The Rt Rev Martin Seeley, Bishop of St Edmundsbury and Ipswich, with his weekly article for readers
Students have been much in the news recently, including the Government’s plans to ensure that as many as possible are able to be home for Christmas.
Regular readers of this column will know I have a daughter now in her second year at university.
Before she left for the start of term we talked about whether or not she would come home at Christmas, and we were all resigned to the fact that she might not have been able to.
But we knew that if she couldn’t come home she would be among her community of friends.
Right now she is dealing with uncertainty about whether she has contracted the virus or not.
The virus seems to have the ability to bring out the best and the worst in us, as we try to live with its impact on our lives.
My daughter has spent the last 10 days in isolation.
She lives in a ‘bubble’ in her college with a group of other young women, and 14 days ago one, then three more, then three more of them, tested positive for the virus.
As soon as the first one was known, all of them went as a household into isolation, and made sure they could look after the one who was sick, being incredibly careful to protect the rest of them as they did so.

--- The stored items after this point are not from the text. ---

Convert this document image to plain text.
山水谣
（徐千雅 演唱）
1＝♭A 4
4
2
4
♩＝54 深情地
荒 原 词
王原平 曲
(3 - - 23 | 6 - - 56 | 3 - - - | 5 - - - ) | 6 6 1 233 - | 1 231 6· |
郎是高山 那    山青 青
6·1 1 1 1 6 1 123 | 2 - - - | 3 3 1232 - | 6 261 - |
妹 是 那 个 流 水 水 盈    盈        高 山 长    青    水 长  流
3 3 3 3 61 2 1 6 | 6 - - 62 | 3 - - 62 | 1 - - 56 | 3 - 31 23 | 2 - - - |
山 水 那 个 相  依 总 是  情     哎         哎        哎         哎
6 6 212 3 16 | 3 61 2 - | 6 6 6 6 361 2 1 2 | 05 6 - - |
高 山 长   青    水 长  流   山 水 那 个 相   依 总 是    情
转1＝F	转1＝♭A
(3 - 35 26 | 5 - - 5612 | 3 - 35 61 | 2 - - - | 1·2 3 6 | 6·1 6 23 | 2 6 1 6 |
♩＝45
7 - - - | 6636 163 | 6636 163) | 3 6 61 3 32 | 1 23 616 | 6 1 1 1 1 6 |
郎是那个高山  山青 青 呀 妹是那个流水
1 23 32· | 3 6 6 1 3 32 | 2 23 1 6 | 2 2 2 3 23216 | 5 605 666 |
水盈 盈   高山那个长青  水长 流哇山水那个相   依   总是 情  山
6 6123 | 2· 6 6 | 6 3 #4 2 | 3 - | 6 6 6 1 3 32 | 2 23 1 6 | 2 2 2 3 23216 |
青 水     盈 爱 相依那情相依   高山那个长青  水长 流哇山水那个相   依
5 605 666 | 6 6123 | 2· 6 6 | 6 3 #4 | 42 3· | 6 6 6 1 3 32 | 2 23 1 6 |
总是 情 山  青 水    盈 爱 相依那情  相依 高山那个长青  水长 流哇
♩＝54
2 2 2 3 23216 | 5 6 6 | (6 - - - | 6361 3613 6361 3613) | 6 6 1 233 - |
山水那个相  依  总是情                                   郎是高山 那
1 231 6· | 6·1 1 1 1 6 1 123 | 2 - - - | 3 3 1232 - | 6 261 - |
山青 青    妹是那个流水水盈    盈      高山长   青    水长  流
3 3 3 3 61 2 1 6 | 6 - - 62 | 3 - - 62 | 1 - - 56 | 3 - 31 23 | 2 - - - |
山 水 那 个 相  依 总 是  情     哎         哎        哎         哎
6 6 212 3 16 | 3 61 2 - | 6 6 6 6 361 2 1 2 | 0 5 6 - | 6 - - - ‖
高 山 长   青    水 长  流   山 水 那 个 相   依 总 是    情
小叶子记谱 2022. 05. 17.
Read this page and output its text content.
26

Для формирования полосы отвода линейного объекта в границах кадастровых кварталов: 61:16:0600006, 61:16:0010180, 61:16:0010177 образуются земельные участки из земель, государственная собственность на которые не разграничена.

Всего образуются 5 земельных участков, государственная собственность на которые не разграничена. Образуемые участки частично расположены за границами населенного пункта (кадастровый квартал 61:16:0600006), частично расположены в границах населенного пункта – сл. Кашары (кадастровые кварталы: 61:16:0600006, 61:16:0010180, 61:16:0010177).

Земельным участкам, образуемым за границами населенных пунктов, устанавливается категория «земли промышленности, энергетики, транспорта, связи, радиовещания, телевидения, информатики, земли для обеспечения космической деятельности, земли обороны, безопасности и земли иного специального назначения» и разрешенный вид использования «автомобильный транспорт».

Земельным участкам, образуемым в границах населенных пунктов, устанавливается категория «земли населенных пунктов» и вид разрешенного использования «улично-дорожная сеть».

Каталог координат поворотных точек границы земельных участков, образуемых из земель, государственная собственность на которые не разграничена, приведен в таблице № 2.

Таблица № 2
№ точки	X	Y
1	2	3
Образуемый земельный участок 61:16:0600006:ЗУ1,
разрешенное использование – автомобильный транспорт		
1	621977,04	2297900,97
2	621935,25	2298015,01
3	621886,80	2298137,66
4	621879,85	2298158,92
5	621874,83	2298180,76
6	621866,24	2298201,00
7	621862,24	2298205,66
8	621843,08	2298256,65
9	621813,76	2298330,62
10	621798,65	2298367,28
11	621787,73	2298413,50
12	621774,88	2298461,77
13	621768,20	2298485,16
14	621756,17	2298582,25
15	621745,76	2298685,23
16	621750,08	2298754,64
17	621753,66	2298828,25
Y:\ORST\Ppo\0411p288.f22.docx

As the number increased, that challenge, of keeping everyone safe, increased, but so did the determination to do so.
When the last group of three were found positive, my daughter had been tested too, but was negative.
So she took herself into isolation within the isolating group, so finding herself doubly isolated.
And to protect herself for the sake of her colleagues – if she caught the virus then the time delay would mean the isolation period for all of them would be extended.
A few days later she had a second test (they are tested weekly anyway) and it was still negative, even though she was sure she was developing symptoms.
So now she is waiting.
If she stays negative, she can come out of isolation with the others, now recovered from the virus.
But of course her concern now is that if she now becomes positive at just that point, they all spend another two weeks in isolation, getting out not long before they would come home for Christmas.
Needless to say she is handling this far better than I would – with gracious realism and with her first thoughts for her friends.
Yes, I know they are all being taken care of incredibly well, and lots of people – students and staff – are making sure they are okay, but in just this small incident I have seen once again what community means, and the cost friends will pay for one another.
Changing their routines, adapting their practices, keeping greater distance, even opting for double isolation, has an impact, a cost.
And if we care about our community, we will pay the cost, because it matters.
And I rather think that is what has been happening across our communities of Suffolk these past many months, as we have rediscovered what really does matter, and paying the price for others will not only see us through, but make us stronger for the future.